Can medicines be purchased, like vending machines, by placing an order directly at a self-service counter to get them immediately when they are needed? In fact, pharmacies that rely on 24-hour operation still do not have sufficient coverage in many cities due to high operating costs, and are unable to provide timely pharmaceutical services to users.

Smart retailing in the pharmaceutical industry
Taking inspiration from beverage vending machines, we relied on smart pharmacy cabinets to promote the application of smart retailing in the pharmaceutical industry.
During the development of the smart medicine cabinet, the core problem of this scenario was how to accurately capture the medicine that the user wanted to buy after the consumer gave the purchase order.
In order to solve this problem, the first step was to solve the problem of recognition. With many different drugs and over 9,000 images, the drug recognition model was tested and trained with an accuracy of 98.64%, and the recognition results were available within 500ms.
After solving the problem of drug identification, the next step is to achieve accurate capture, only the medicine cabinet will identify the drug camera deployed on a mechanical arm in the intelligent medicine cabinet, when finished drug identification, combined with the camera to accurately locate the location of the corresponding drugs in the medicine cabinet, capture and hand the drugs to consumers through the window.
At present, several unmanned medicine cabinets have been used in communities and office buildings, serving consumers more efficiently and conveniently while saving the traditional pharmacy’s operation and maintenance costs such as manpower and rent.

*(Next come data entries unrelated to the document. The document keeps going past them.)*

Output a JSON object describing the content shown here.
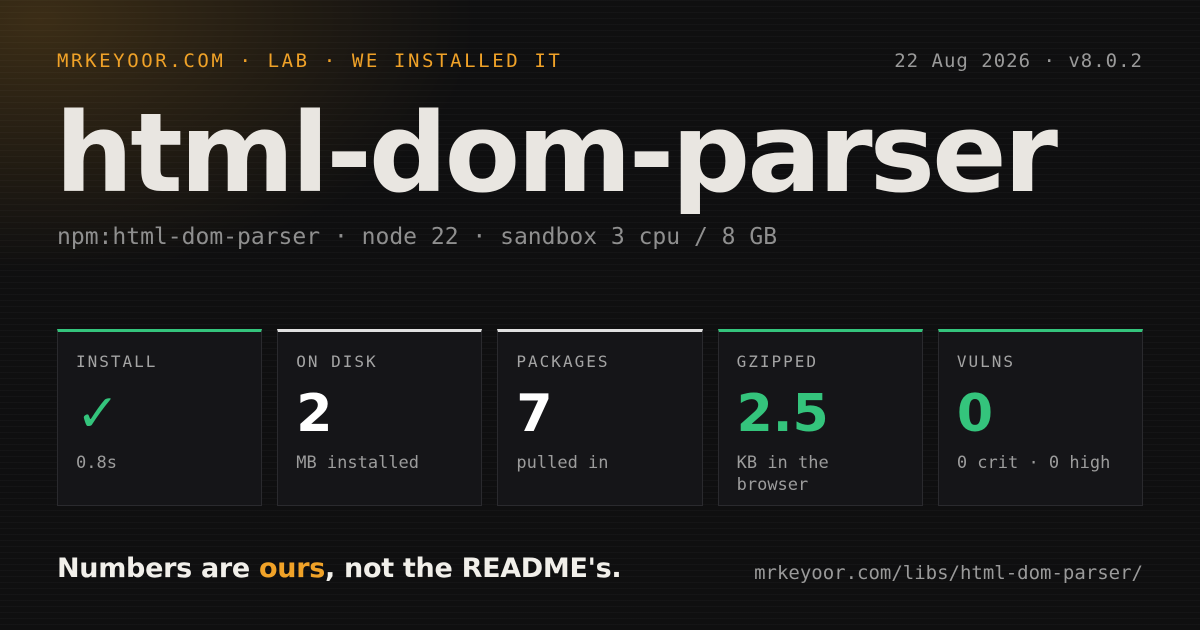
{
  "header": {
    "kicker": "MRKEYOOR.COM · LAB · WE INSTALLED IT",
    "meta": "22 Aug 2026 · v8.0.2"
  },
  "title": "html-dom-parser",
  "subtitle": "npm:html-dom-parser · node 22 · sandbox 3 cpu / 8 GB",
  "stats": [
    {
      "label": "INSTALL",
      "value": "✓",
      "note": "0.8s",
      "accent": "#34c47c"
    },
    {
      "label": "ON DISK",
      "value": "2",
      "note": "MB installed",
      "accent": "#e0e0e0"
    },
    {
      "label": "PACKAGES",
      "value": "7",
      "note": "pulled in",
      "accent": "#e0e0e0"
    },
    {
      "label": "GZIPPED",
      "value": "2.5",
      "note": "KB in the browser",
      "accent": "#34c47c"
    },
    {
      "label": "VULNS",
      "value": "0",
      "note": "0 crit · 0 high",
      "accent": "#34c47c"
    }
  ],
  "footer": {
    "tagline_pre": "Numbers are ",
    "tagline_highlight": "ours",
    "tagline_post": ", not the README's.",
    "url": "mrkeyoor.com/libs/html-dom-parser/"
  },
  "colors": {
    "accent_orange": "#f0a228",
    "accent_green": "#34c47c",
    "background": "#0f0f10"
  }
}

Application of artificial intelligence in other fields
Today, as AI accelerates to the ground, we are able to see AI applications on the ground in a variety of industries.

  • In the retail industry, a variety of common fruit and vegetable image data is used to train a fruit and vegetable recognition model with an accuracy of up to 97%, which is deployed on existing electronic weighing equipment through an SDK and combined with real-time camera photography to realise intelligent recognition and settlement in offline fruit and vegetable shops, which takes only 2-3 seconds to complete intelligent cashiering, with an overall increase in efficiency of 15-20 times compared to traditional manual cashiering.
  • In the industrial production line, as a result of the conventional luggage production factory before, in order to avoid safety hazards, are required to manually through the X-ray check whether there are missing scissors, needles and other production supplies.
  • In the field of safety production, due to the underground track construction and maintenance work, workers need to enter the closed track area of the underground for operation, each operation needs to be prepared before the necessary tools, before and after work need to be manually counted to avoid any tools left out in the underground closed area.
  • In addition, in a number of fields such as smart government, internet, transportation and logistics, culture and education, companies can apply AI in a variety of personalised scenarios in a cost effective manner.